Les éleveurs de la plaine de la Crau, dans les Bouches-du-Rhône, se mobilisent autour de la sauvegarde de leur chien de berger « local », le chien de Crau.

Deux bergers de Crau mâles, Loustic et Zoom.
Deux bergers de Crau mâles, Loustic et Zoom.
© lgeffroy

«Nous sommes à un moment clef de l’histoire de la race. Soit elle s’écroule, soit elle survit », résume Jean-François Courreau, professeur de zootechnie à l’école vétérinaire de Maisons- Alfort.D’abord alertée par un éleveur canin d’Isère Pierre Trolliet, la Société centrale canine (SCC) fait une première constatation en 2008: il existe un chien de berger original en Crau, dans les Bouches-du- Rhône, qu’il devient urgent de sauvegarder.
« Il y a au mieux quelques petites centaines de ces chiens, c’est très peu, on est à la limite de l’effectif avant que la race ne disparaisse. Ce sera le cas d’ici quinze à vingt ans, si rien n’est fait » explique l’expert de Maisons-Alfort,missionné par la SCC. Venu vérifier l’existence de cette race du berger de Crau et entamer un travail de reconnaissance, le zootechnicien visite alors une dizaine d’élevages avec l’aide de la Maison de la Transhumance et de son directeur Patrick Fabre.Un an plus tard, lors de la foire ovine de Saint-Martin-de- Crau, un début de recensement est effectué avec la présence de 23 chiens de dixhuit propriétaires différents. Jean-François Courreau commence à élaborer un standard de la race.
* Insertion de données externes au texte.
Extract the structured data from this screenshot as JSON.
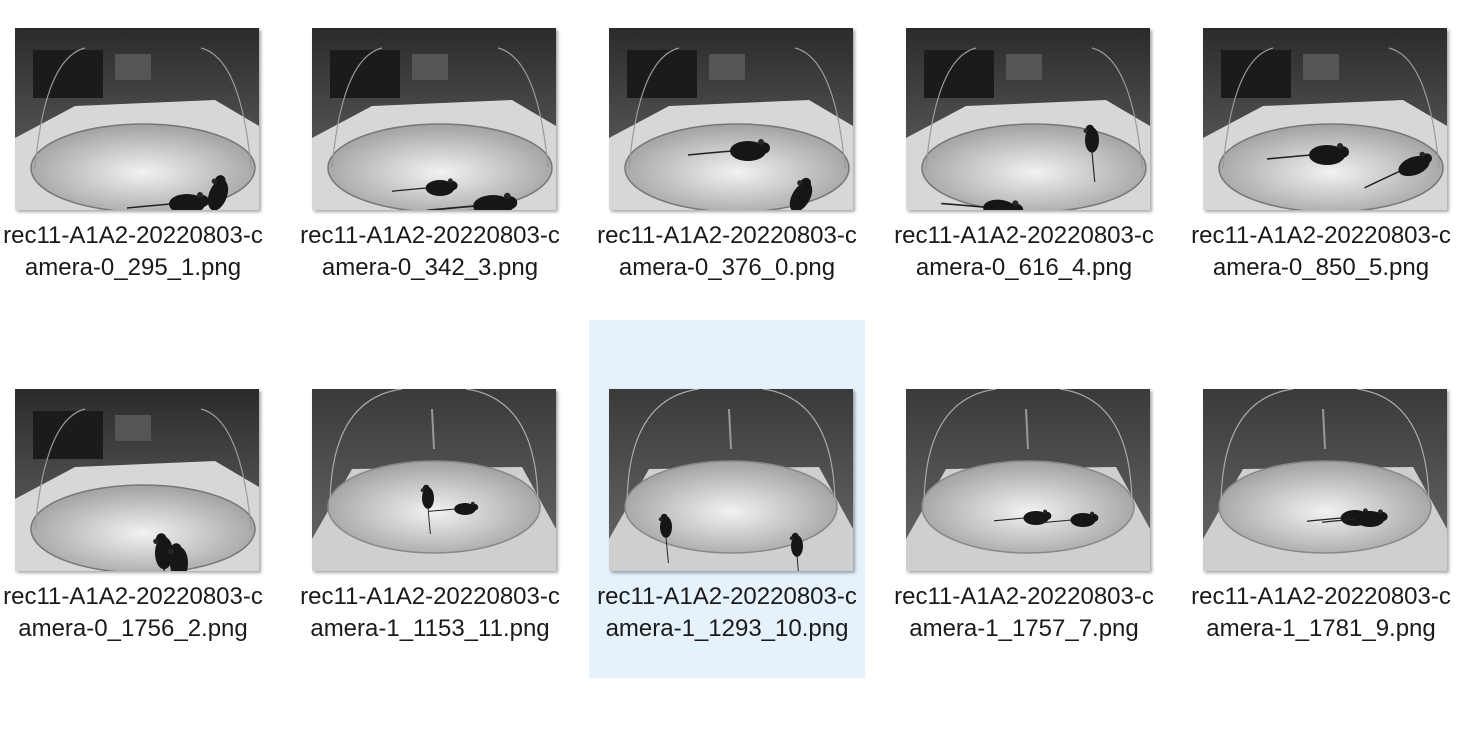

Lié à la pratique de la transhumance, ce chien à la robe généralement noire et frisée, se trouve principalement en Crau, dans les Bouches-du- Rhône, mais aussi dans les Alpes. Il accompagne souvent les troupeaux de Mérinos d’Arles, parfois de chèvres du Rove. « C’est un outil de travail pour l’éleveur et un patrimoine de la transhumance » explique Patrick Fabre.Mais il est difficile d’établir un inventaire précis auprès des éleveurs, et encore plus auprès des bergers salariés. Pour faciliter l’exercice, au printemps 2010, il a été décidé de créer une association de sauvegarde de la race. C’est chose faite puisque le 30 novembre dernier s’est déroulée l’assemblée générale constitutive avec la nomination de Françoise Simian au poste de présidente, éleveuse à Saint-Martin-de-Crau.

COMPLÉMENTAIRE DU BORDER

Le berger de Crau est à 100 % un chien de travail, que seuls des éleveurs ovins possèdent et se transmettent de génération en génération. « C’est l’analyse génétique qui déterminera le degré d’originalité, note Jean-François Courreau. Mais si ces chiens sont encore là, malgré l’essor du border collie, ce n’est pas pour rien.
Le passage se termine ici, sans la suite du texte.